Still, it was a thrill to find Betty’s subsequent albums surrounding her with a large theatrical orchestra and full-brass arrangements. Betty’s voice isn’t as distinctive as Bernadette’s cupie-doll trademark and she doesn’t have Patti’s ability to unlock her jaw like a velociraptor and unleash a hurricane of sound, but there’s a visceral thrill in taking the journey with Betty from that quiet aching to the histrionic heights of a power ballad. I believe that won her the Tony.
I used to love to bellow out showtunes along with her Live in London album as I cleaned the apartment, or just stand in the mirror trying to reach her legendary high chest notes. And the more sensitive tracks on those two albums are equally impressive. “Hi Lili Hi Lo” and “September Song” and “Everything Must Change” from her Carnegie Hall album were the soundtrack to my first broken heart.

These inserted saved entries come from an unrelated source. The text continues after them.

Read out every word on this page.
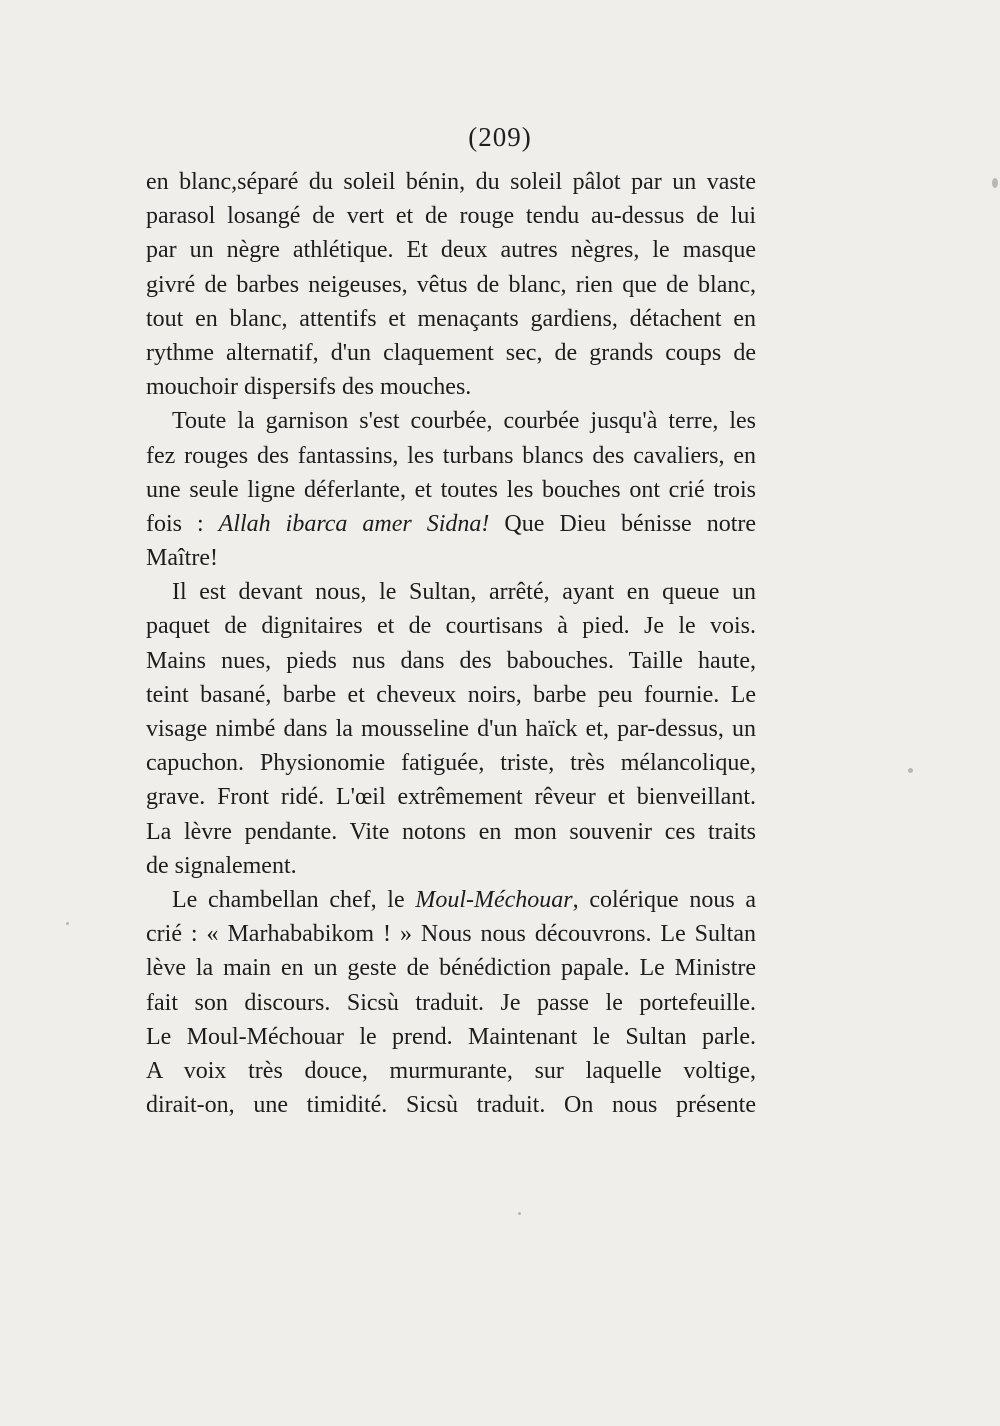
(209)
en blanc,séparé du soleil bénin, du soleil pâlot par un vaste
parasol losangé de vert et de rouge tendu au-dessus de lui
par un nègre athlétique. Et deux autres nègres, le masque
givré de barbes neigeuses, vêtus de blanc, rien que de blanc,
tout en blanc, attentifs et menaçants gardiens, détachent en
rythme alternatif, d'un claquement sec, de grands coups de
mouchoir dispersifs des mouches.
Toute la garnison s'est courbée, courbée jusqu'à terre, les
fez rouges des fantassins, les turbans blancs des cavaliers, en
une seule ligne déferlante, et toutes les bouches ont crié trois
fois : Allah ibarca amer Sidna! Que Dieu bénisse notre
Maître!
Il est devant nous, le Sultan, arrêté, ayant en queue un
paquet de dignitaires et de courtisans à pied. Je le vois.
Mains nues, pieds nus dans des babouches. Taille haute,
teint basané, barbe et cheveux noirs, barbe peu fournie. Le
visage nimbé dans la mousseline d'un haïck et, par-dessus, un
capuchon. Physionomie fatiguée, triste, très mélancolique,
grave. Front ridé. L'œil extrêmement rêveur et bienveillant.
La lèvre pendante. Vite notons en mon souvenir ces traits
de signalement.
Le chambellan chef, le Moul-Méchouar, colérique nous a
crié : « Marhababikom ! » Nous nous découvrons. Le Sultan
lève la main en un geste de bénédiction papale. Le Ministre
fait son discours. Sicsù traduit. Je passe le portefeuille.
Le Moul-Méchouar le prend. Maintenant le Sultan parle.
A voix très douce, murmurante, sur laquelle voltige,
dirait-on, une timidité. Sicsù traduit. On nous présente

Like all divas, Betty’s voice has diminished somewhat with age. Burnished with time, deepened in color, blah, blah, blah, but while she can no longer provide the same goosebumps I used to know, there is something special to be relished in Betty’s work today. In her current Feinstein’s show, the focus is shifted to that still sadness, that longing inside so many of her songs. I can’t think of a more lovely, New Yorkier way to spend an evening than being moved by Betty’s storytelling through song of broken heart after broken heart. If Betty’s concerts of 15 and 20 years ago, were spectacle, circus, then now, when Betty gets to the catharsis of a searing, joyful Home from the Wiz, this new show is theatre.